Зелено кругом, молодо. За огородом речка синими глазами в небо глядит. Или это небо так в реке отражается? За рекой лес, ещё тёмный с утра, солнышка ждёт. А в огороде гряды ровненькие, выполотые, к речке, как ручейки, бегут. Надежда смолоду беспорядка не любила, а потому двор у неё всегда подметён, в огороде и избе - строго. Сколько себя помнит, так и было. Это матери спасибо – к порядку приучила. Постояла ещё, повспоминала мать-страдалицу и отца, пьяницу забубённого.
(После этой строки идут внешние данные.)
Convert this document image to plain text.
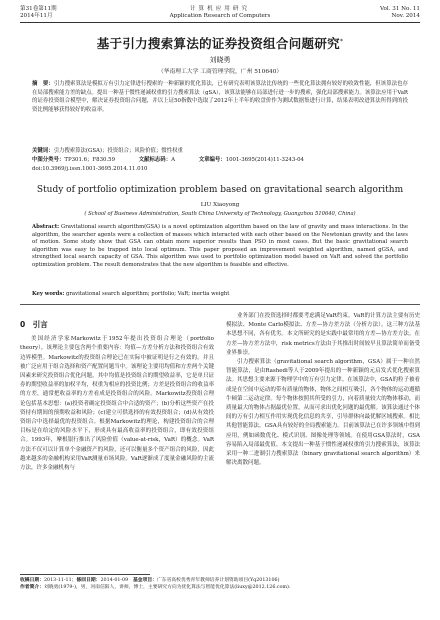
第31卷第11期
2014年11月
计算机应用研究
Application Research of Computers
Vol. 31 No. 11
Nov. 2014
基于引力搜索算法的证券投资组合问题研究*
刘晓勇
（华南理工大学 工商管理学院，广州 510640）
摘　要：引力搜索算法是模拟万有引力定律进行搜索的一种新颖的优化算法，已有研究表明该算法比传统的一些优化算法拥有较好的收敛性能，但该算法也存在局部搜索能力差的缺点。提出一种基于惯性递减权重的引力搜索算法（gSA），该算法能够在局部进行进一步的搜索，强化局部搜索能力。该算法应用于VaR的证券投资组合模型中，解决证券投资组合问题，并以上证50指数中选取了2012年上半年的收盘价作为测试数据集进行计算，结果表明改进算法所得到的投资比例能够获得较好的收益率。
关键词：引力搜索算法(GSA)；投资组合；风险价值；惯性权重
中图分类号：TP301.6；F830.59	文献标志码：A	文章编号：1001-3695(2014)11-3243-04
doi:10.3969/j.issn.1001-3695.2014.11.010
Study of portfolio optimization problem based on gravitational search algorithm
LIU Xiaoyong
( School of Business Administration, South China University of Technology, Guangzhou 510640, China)
Abstract: Gravitational search algorithm(GSA) is a novel optimization algorithm based on the law of gravity and mass interactions. In the algorithm, the searcher agents were a collection of masses which interacted with each other based on the Newtonian gravity and the laws of motion. Some study show that GSA can obtain more superior results than PSO in most cases. But the basic gravitational search algorithm was easy to be trapped into local optimum. This paper proposed an improvement weighted algorithm, named gGSA, and strengthed local search capacity of GSA. This algorithm was used to portfolio optimization model based on VaR and solved the portfolio optimization problem. The result demonstrates that the new algorithm is feasible and effective.
Key words: gravitational search algorithm; portfolio; VaR; inertia weight
0　引言

美国经济学家Markowitz于1952年提出投资组合理论（portfolio theory），该理论主要包含两个重要内容：均值—方差分析方法和投资组合有效边界模型。Markowitz的投资组合理论已在实际中被证明是行之有效的，并且被广泛应用于组合选择和资产配置问题当中。该理论主要用均值和方差两个关键因素来研究投资组合优化问题，其中均值是投资组合的期望收益率，它是单只证券的期望收益率的加权平均，权重为相应的投资比例；方差是投资组合的收益率的方差，通常把收益率的方差看成是投资组合的风险。Markowitz投资组合理论包括基本思想：(a)投资者确定投资组合中合适的资产；(b)分析这些资产在投资持有期间的预期收益和风险；(c)建立可供选择的有效投资组合；(d)从有效投资组合中选择最优的投资组合。根据Markowitz的理论，构建投资组合的合理目标是在给定的风险水平下，形成具有最高收益率的投资组合，即有效投资组合。1993年，摩根银行推出了风险价值（value-at-risk，VaR）的概念。VaR方法不仅可以计算单个金融资产的风险，还可以衡量多个资产组合的风险，因此越来越多的金融机构采用VaR测量市场风险。VaR逐渐成了度量金融风险的主流方法，许多金融机构与

业务部门在投资选择时都要考虑满足VaR约束。VaR的计算方法主要有历史模拟法、Monte Carlo模拟法、方差—协方差方法（分析方法）。这三种方法基本思想不同，各有优劣。本文所研究的是实践中最常用的方差—协方差方法。在方差—协方差方法中，risk metrics方法由于其推出时间较早且算法简单而备受业界推崇。

引力搜索算法（gravitational search algorithm，GSA）属于一种自然智能算法，是由Rashedi等人于2009年提出的一种新颖的元启发式优化搜索算法。其思想主要来源于物理学中的万有引力定律。在该算法中，GSA的粒子被看成是在空间中运动的带有质量的物体，物体之间相互吸引，各个物体的运动遵循牛顿第二运动定律。每个物体按照其所受的引力，向着质量较大的物体移动，而质量最大的物体占据最优位置，从而可求出优化问题的最优解。该算法通过个体间的万有引力相互作用实现优化信息的共享，引导群体向最优解区域搜索。相比其他智能算法，GSA具有较好的全局搜索能力。目前该算法已在许多领域中得到应用，例如函数优化、模式识别、图像处理等领域。在使用GSA算法时，GSA容易陷入局部最优值。本文提出一种基于惯性递减权重的引力搜索算法，该算法采用一种二进制引力搜索算法（binary gravitational search algorithm）来解决离散问题。

收稿日期：2013-11-11；修回日期：2014-01-09　 基金项目：广东省高校优秀青年教师培养计划资助项目(Yq2013106)
作者简介：刘晓勇(1979-)，男，河南信阳人，讲师，博士，主要研究方向为优化算法与智能优化算法(liuxy@2012.126.com).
Он мужик-то хороший был, рукастый. И жалостливый. Только вот, если капля в рот попадёт, удержать себя не мог. Иногда по неделям фестивали устраивал. А потом опамятуется и стыдится: глаз не поднимая работает, пока следующий фестиваль не приключится. Так и замёрз, пьяный, зимой в сугробе. Они с матерью, после его смерти, вдвоём и кулюкали.
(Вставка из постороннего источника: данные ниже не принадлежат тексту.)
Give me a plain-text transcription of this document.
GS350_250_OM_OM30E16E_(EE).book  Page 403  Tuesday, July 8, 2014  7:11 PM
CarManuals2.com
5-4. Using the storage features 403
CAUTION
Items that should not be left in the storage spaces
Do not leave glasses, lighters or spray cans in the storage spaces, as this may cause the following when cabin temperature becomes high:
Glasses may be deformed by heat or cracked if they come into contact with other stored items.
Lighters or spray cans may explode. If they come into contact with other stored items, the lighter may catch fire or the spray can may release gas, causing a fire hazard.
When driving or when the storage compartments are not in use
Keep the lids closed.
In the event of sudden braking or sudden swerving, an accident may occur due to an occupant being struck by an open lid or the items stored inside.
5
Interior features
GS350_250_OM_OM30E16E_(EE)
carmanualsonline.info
Надежда мотнула головой, словно отгоняя воспоминания, вернулась в дом – деньги из шкатулочки в комоде взяла. Не все, конечно, но – много.
Опять во двор вышла, посмотрела ещё раз на с детства знакомую красоту. Ладно, чего глядеть-то. Идти ведь надо. И пошла, сперва к Наталье, к дочери – через два дома от их двора.
Когда калитку свою открывала, то увидела, что та покривилась. Семёну бы надо сказать, сам-то ведь не догадается, не поправит, пока с петель не соскочит. Вот и улица их тихая да чистая. Тропочка жёлтенькая вдоль заборов вьётся, а над нею яблоневые ветки свисают. Когда поспеют яблоки, так прямо до земли клониться будут.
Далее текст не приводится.